Nick Langworthy beats Carl Paladino in NY-23 House race

Nick Langworthy, chairman of the New York GOP, earned a narrow victory in the Republican primary for the state’s 23rd Congressional District on Tuesday, topping Carl Paladino, whose incendiary rhetoric brought attention to the race south of Buffalo.

Langworthy beat Paladino by about 4 percentage points, according to incomplete Board of Elections results. The Associated Press declared Langworthy the winner in the red-leaning district at 12:34 a.m. on Wednesday.

Paladino, a 76-year-old former GOP nominee for governor, drew headlines during the race when audio surfaced showing him saying in 2021 that Adolf Hitler is “the kind of leader we need today.” He apologized for the remark.

Nick Langworthy, left, and Carl Paladino.
Nick Langworthy, left, and Carl Paladino.


Nick Langworthy, left, and Carl Paladino.

Paladino did not immediately concede to Langworthy on Wednesday. But in an afternoon statement, he declared it “time to move onto the next chapter” of his life.

“I am forever grateful for this community,” he said in the statement. “I will always advocate for Western New York.”

Langworthy, now set to face Max Della Pia, the Democratic nominee, described the Republican race as a “campaign about ideas and the brand of leadership that we need for Western New York and the Southern Tier.”

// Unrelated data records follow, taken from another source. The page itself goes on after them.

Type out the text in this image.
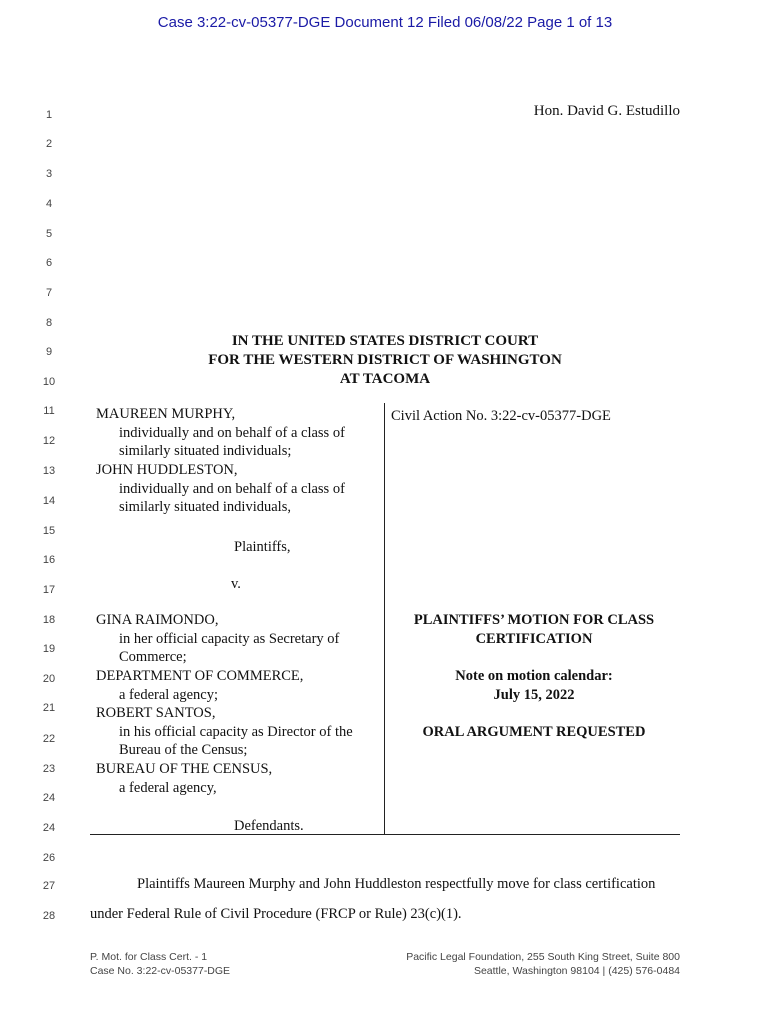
Case 3:22-cv-05377-DGE Document 12 Filed 06/08/22 Page 1 of 13
Hon. David G. Estudillo
1
2
3
4
5
6
7
8
9
10
11
12
13
14
15
16
17
18
19
20
21
22
23
24
24
26
27
28
IN THE UNITED STATES DISTRICT COURT
FOR THE WESTERN DISTRICT OF WASHINGTON
AT TACOMA
MAUREEN MURPHY,
individually and on behalf of a class of
similarly situated individuals;
JOHN HUDDLESTON,
individually and on behalf of a class of
similarly situated individuals,
Plaintiffs,
v.
GINA RAIMONDO,
in her official capacity as Secretary of
Commerce;
DEPARTMENT OF COMMERCE,
a federal agency;
ROBERT SANTOS,
in his official capacity as Director of the
Bureau of the Census;
BUREAU OF THE CENSUS,
a federal agency,
Defendants.
Civil Action No. 3:22-cv-05377-DGE
PLAINTIFFS’ MOTION FOR CLASS
CERTIFICATION
Note on motion calendar:
July 15, 2022
ORAL ARGUMENT REQUESTED
Plaintiffs Maureen Murphy and John Huddleston respectfully move for class certification
under Federal Rule of Civil Procedure (FRCP or Rule) 23(c)(1).
P. Mot. for Class Cert. - 1
Case No. 3:22-cv-05377-DGE
Pacific Legal Foundation, 255 South King Street, Suite 800
Seattle, Washington 98104 | (425) 576-0484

The 41-year-old Langworthy, who grew up in South Dayton, N.Y., credited voters in southwestern New York’s rural Southern Tier for sending him on to the general election.

“The Southern Tier made me the comeback kid,” he said in a victory speech. “This is an overwhelming victory.”

But the race between the pair of Trump-supporting Republicans was no landslide: less than 2,000 votes separated Langworthy and Paladino in the latest count as of Wednesday afternoon.

Paladino, who has been trailed by a history of racist remarks, lost to Andrew Cuomo by almost 30 percentage points in New York’s 2010 election for governor.

Langworthy has been the chairman of the state Republican Party since 2019, when he became the youngest New Yorker ever to assume the role.